Kendisi de yıl boyunca dünyanın farklı köşelerinde organize edilen pek çok toplantıyla küreselleşmenin yarattığı bir "konferans endüstrisi" haline dönüşen Dünya Ekonomik Forumu'nda konuşulan değişim ise, arka plandaki bu temel eğilimden çok, finans bunalımına sebep olanlar ile bu krizden etkilenenler arasındaki sancılı ilişki ve doğan güvensizlik ortamında Avrasya ve Ortadoğu ülkelerinin kendi aralarındaki diyalog ve işbirliğini nasıl geliştirebilecekleri, hatta bir "şemsiye örgüt" altında sürekli ve stratejik bir ortaklık ya da birlik seçeneğinin mümkün olup olmadığı tartışması etrafında yoğunlaştı. Yeni bir "güç merkezi" oluşturma fikrinin özellikle Ortadoğulu iş çevrelerince batılıları kızdırma pahasına oldukça agresif bir şekilde dile getirilmesi, Dışişleri Bakanı Ali Babacan'ın da oldukça aktif katıldığı diyalogda sadece doğal kaynak zenginliğine dayalı bir birliğin sağlam olmayacağı, ayrıca bölge ülkelerinin sadece batıya değil, birbirlerine de fazla güven duymadıklarını doğrultusunda oluşan genel kabul dolayısıyla tartışmadan somut bir sonuç çıkmasına yetmedi.

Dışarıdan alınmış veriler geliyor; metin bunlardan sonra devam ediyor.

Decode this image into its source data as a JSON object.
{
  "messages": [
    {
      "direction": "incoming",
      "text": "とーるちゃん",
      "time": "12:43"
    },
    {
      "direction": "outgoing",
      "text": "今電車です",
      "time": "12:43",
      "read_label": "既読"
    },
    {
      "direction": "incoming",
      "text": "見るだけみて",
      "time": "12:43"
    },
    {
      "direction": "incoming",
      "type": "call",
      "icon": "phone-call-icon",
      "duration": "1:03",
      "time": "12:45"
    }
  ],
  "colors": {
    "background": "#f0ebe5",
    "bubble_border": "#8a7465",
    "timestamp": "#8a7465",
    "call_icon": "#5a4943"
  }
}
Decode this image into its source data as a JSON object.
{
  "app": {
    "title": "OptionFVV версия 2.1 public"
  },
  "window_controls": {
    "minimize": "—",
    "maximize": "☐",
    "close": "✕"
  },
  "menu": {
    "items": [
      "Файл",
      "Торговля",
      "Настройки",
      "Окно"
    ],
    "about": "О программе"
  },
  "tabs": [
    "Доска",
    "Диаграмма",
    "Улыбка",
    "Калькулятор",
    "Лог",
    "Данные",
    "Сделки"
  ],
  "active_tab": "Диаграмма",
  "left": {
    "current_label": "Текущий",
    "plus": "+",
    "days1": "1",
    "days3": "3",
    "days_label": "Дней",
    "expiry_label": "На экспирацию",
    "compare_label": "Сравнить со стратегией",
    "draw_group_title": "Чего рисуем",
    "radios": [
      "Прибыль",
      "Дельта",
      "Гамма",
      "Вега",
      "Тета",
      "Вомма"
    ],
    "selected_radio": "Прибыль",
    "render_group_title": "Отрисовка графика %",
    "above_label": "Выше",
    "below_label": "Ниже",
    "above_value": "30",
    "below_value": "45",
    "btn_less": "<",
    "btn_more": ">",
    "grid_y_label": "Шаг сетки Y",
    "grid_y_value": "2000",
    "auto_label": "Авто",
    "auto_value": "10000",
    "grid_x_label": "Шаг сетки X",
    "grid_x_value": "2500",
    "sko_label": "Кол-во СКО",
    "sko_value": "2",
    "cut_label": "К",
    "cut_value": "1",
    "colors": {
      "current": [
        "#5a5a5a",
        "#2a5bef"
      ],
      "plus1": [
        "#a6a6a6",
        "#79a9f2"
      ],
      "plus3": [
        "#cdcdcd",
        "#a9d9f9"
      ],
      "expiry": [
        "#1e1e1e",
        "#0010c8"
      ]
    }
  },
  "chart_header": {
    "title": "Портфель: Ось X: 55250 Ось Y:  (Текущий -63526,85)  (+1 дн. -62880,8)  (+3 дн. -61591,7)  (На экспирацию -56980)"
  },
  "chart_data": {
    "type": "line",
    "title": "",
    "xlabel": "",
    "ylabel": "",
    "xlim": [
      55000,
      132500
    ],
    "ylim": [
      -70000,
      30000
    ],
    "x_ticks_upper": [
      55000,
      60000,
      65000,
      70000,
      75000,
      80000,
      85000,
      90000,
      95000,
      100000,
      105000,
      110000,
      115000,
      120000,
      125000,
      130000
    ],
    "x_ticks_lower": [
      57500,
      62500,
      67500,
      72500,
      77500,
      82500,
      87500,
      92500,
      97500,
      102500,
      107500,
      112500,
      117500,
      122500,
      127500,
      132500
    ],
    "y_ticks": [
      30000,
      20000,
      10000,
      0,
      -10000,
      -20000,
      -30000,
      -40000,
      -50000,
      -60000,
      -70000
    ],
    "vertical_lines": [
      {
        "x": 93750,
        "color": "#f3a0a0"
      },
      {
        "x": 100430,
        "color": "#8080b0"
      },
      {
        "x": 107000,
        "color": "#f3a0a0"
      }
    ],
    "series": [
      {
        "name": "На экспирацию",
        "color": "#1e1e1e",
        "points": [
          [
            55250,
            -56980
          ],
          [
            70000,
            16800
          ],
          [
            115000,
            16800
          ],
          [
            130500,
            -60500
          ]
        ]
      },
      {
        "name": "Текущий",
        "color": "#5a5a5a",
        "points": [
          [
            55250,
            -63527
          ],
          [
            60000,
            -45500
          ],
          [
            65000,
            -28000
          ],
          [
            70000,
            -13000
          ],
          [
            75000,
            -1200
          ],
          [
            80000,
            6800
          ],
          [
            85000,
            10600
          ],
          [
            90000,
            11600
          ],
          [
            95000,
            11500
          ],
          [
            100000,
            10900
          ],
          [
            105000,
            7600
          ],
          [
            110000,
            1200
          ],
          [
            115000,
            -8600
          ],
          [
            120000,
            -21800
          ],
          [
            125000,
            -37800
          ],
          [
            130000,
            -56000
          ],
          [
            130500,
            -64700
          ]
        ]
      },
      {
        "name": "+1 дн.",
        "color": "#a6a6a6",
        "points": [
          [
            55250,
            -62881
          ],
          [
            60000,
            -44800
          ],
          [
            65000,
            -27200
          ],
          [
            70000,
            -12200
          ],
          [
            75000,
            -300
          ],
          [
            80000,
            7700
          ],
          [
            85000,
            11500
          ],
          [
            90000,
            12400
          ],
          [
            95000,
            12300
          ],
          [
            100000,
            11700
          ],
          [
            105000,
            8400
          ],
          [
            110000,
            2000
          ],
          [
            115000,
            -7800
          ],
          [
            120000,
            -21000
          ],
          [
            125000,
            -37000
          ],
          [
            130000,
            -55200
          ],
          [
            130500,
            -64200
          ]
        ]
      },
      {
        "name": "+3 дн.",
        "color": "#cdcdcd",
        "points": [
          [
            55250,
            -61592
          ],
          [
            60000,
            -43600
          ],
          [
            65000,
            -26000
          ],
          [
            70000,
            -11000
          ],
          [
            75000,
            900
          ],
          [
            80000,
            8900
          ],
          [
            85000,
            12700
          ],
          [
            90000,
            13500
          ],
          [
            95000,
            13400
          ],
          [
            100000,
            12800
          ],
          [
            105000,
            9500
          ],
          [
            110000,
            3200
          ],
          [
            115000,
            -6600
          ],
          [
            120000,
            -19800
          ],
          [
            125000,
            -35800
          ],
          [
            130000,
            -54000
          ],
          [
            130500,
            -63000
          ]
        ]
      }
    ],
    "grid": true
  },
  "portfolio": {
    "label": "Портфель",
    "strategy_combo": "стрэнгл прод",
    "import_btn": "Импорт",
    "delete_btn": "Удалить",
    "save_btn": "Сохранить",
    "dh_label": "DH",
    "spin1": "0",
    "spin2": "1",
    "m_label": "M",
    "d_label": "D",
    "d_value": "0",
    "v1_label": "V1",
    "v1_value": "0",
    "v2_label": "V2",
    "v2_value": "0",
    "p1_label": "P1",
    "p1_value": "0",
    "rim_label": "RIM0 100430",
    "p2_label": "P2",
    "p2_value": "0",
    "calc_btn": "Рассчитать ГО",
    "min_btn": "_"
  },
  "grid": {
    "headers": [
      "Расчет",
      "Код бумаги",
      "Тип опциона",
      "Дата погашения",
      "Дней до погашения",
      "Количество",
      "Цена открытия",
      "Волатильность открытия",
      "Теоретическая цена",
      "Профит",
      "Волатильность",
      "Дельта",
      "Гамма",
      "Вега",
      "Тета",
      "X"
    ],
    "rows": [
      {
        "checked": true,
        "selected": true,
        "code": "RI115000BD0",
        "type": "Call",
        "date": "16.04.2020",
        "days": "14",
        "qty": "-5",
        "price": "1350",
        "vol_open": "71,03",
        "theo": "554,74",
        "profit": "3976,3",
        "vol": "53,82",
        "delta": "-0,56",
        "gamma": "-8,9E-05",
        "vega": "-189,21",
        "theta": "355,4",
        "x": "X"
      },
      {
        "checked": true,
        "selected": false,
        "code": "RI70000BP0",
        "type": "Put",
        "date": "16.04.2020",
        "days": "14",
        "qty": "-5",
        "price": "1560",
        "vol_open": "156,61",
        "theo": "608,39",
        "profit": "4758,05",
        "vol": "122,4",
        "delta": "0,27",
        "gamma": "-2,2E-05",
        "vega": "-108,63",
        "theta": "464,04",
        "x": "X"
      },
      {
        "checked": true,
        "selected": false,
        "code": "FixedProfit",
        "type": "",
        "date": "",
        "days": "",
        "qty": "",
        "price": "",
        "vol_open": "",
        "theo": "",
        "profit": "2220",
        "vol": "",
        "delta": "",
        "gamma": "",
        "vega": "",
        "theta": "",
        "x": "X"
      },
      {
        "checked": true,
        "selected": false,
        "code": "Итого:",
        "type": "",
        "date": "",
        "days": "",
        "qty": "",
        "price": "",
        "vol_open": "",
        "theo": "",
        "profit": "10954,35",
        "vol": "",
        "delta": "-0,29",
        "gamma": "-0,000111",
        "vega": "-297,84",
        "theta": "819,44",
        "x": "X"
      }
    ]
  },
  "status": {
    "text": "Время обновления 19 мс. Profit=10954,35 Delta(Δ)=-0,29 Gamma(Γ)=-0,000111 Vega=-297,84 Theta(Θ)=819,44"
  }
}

Yine de tartışma içeriklerindeki bu değişim, önümüzdeki dönemin ABD, Avrupa, Yükselen Pazarlar ve doğal kaynak zengini ülkeler arasında ilginç bir küresel yönetişim süreci için uzlaşma arayışına sahne olacağını gösteriyor. Türkiye'nin hiçbir zaman azalmayan jeostratejik önemi ve ekonomik potansiyeli ile bu süreçten kazançlı çıkabilmesi, çok basiretli ve özenli bir yönetim becerisi göstermesini gerektiriyor.

Türkiye ne yapmalı?

Türkiye bu krizde hem merkez ülke olmadığı, hem de basit ve sağlam finans sistemi sayesinde varlık değerlerinde büyük darbe yemediği için bir ölçüde şanslı. Bu nedenle felaket tellallığına fazla mahal olmadığı açık. Ne var ki Türkiye'nin zaten kriz öncesinde ciddi bir yapısal dönüşüm ve eylem planı arayışı had safhadaydı, yani durum zaten güllük gülistanlık değildi. Küresel likidite ve kredi hacmindeki daralma, kurlar ve faizler üzerinde yaratacağı yukarı yönlü baskılar ile iç gündemimizin zorluk derecesini artıracaktı; nitekim şimdi olan da budur. Dolayısıyla rehavet içinde davranmamıza da hiç mahal yok.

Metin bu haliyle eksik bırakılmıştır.